Whitney Balliett died three years ago this week, on Feb. 1, 2007. A year before his death the longtime jazz writer for The New Yorker published his final book, New York Voices: Fourteen Portraits (University of Mississippi Press). Among the profiles included is one of Daphne Hellman, a socialite-harpist. Balliett foregoes his customary role as critic and doesn’t evaluate Hellman’s performance on her unlikely instrument. He leaves that to others, including Julius Monk, a pianist and impresario profiled by Balliett in the same book. Monk says of a group he had with Hellman:
“After the war, we played at the Bœuf sur le toit, in Paris.
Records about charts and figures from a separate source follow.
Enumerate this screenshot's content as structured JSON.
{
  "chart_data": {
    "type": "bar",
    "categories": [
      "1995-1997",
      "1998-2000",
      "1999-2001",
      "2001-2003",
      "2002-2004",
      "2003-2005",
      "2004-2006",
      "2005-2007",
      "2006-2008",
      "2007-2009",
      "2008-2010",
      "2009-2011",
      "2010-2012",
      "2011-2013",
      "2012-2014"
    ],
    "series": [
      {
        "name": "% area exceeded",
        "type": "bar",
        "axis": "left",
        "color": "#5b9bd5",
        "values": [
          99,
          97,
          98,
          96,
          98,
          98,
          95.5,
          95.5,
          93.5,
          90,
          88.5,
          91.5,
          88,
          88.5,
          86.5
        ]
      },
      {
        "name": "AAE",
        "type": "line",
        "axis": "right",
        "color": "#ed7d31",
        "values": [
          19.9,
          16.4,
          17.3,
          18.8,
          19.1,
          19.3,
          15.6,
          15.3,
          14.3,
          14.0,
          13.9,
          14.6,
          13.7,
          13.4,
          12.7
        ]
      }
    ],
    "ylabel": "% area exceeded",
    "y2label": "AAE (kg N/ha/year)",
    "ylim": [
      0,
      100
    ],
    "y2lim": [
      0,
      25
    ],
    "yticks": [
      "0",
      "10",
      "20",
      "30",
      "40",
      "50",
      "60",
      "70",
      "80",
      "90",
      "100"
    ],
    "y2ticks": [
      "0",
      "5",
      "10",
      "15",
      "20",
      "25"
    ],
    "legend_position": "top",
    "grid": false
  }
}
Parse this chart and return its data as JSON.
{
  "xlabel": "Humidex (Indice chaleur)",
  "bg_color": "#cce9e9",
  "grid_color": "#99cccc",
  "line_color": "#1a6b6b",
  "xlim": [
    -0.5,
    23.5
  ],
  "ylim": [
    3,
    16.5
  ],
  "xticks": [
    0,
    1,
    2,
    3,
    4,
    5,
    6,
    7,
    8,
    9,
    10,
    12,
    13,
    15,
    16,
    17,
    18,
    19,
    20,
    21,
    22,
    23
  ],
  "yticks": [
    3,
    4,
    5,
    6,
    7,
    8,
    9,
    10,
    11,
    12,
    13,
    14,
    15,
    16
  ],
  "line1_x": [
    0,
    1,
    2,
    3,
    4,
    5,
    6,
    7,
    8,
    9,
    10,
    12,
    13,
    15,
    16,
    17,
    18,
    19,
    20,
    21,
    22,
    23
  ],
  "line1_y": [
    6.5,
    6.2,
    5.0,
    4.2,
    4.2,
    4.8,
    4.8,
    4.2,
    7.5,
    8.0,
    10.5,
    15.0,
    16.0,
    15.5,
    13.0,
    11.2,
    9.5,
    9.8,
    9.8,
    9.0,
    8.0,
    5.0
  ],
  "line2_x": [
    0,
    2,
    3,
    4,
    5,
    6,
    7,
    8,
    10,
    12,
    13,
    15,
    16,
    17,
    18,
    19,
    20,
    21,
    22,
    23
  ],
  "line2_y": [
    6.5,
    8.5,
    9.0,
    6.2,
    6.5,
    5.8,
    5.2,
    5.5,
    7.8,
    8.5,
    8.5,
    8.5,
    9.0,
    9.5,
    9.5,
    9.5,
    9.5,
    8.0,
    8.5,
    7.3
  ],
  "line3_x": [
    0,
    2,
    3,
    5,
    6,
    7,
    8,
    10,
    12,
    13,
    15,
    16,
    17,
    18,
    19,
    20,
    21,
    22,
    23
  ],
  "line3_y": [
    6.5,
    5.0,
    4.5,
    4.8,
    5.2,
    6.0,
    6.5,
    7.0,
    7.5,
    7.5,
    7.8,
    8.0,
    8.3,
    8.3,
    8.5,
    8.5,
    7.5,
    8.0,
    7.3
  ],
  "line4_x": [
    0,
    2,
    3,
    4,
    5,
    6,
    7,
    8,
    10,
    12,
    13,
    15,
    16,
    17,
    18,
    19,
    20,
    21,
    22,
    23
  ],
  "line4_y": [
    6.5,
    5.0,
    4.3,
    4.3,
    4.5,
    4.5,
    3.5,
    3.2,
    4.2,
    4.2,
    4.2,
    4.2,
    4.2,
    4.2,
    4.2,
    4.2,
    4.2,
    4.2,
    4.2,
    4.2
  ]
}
We did Jerome Kern, and to keep her out of trouble we glissed a great deal.”
“Glissed” needs a gloss (as Joyce writes in a Finnegans Wake footnote: “Wipe your glosses with what you know”). It’s shortened from glissando (plural: glissandi), meaning to play the notes of a chord in a rapid sweep rather than consecutively, producing a harp-like sound. The word sounds like what it means – glissed, with echoes of “bliss,” "glass," “glisten” and its French root, glissade (“to slide”). Monk was implying that by glissing on the piano he was helping to disguise Hellman’s limitations (“trouble”) as a performer in a jazz or art song setting.
I bring this up because I enjoy the sound of the word and the wit of jazz musicians, and because I’ve been glissing for the last seven school days. My job was to shadow a student on in-school suspension. I followed him from class to class, sitting at the back of the room, exchanging no more than 20 words with him throughout my assignment. If he was the harp, I was the glissing piano. The kid is utterly passive, a little boy looking for Mommy, and accomplishes nothing at school but collecting hugs and squeezes from credulous females. The school nurse told me he suffers from “little-man syndrome.” I got a lot of reading done, and even got paid for it.
One of the books I reread was The Stories of J.F. Powers. No writer is funnier than Powers when it comes to stylistic concision. His ear was perfect. In “A Losing Game,” Father Fabre wants a desk for his typewriter in the rectory. The pastor is pathologically laconic. They search the furniture-choked basement, when the pastor says the room is infested with rats. He picks up a .22 and gives Father Fabre an air rifle. Fabre says:
“`What’s wrong with trapping ’em?’”
“`Too smart.’”
“`How about poison?’”
“`Die in the walls.’”
Anyway, the rectory employs a janitor, John, who has established goldbricking sanctuaries around the building – under the stairs, in the furnace room, in the choir loft behind the organ, in “the visiting priest’s confessional.” The narrator, deadpan, says:
“John moved around a lot, foxlike, killing time.”
That sounds like the kid I’ve been working with, glissing.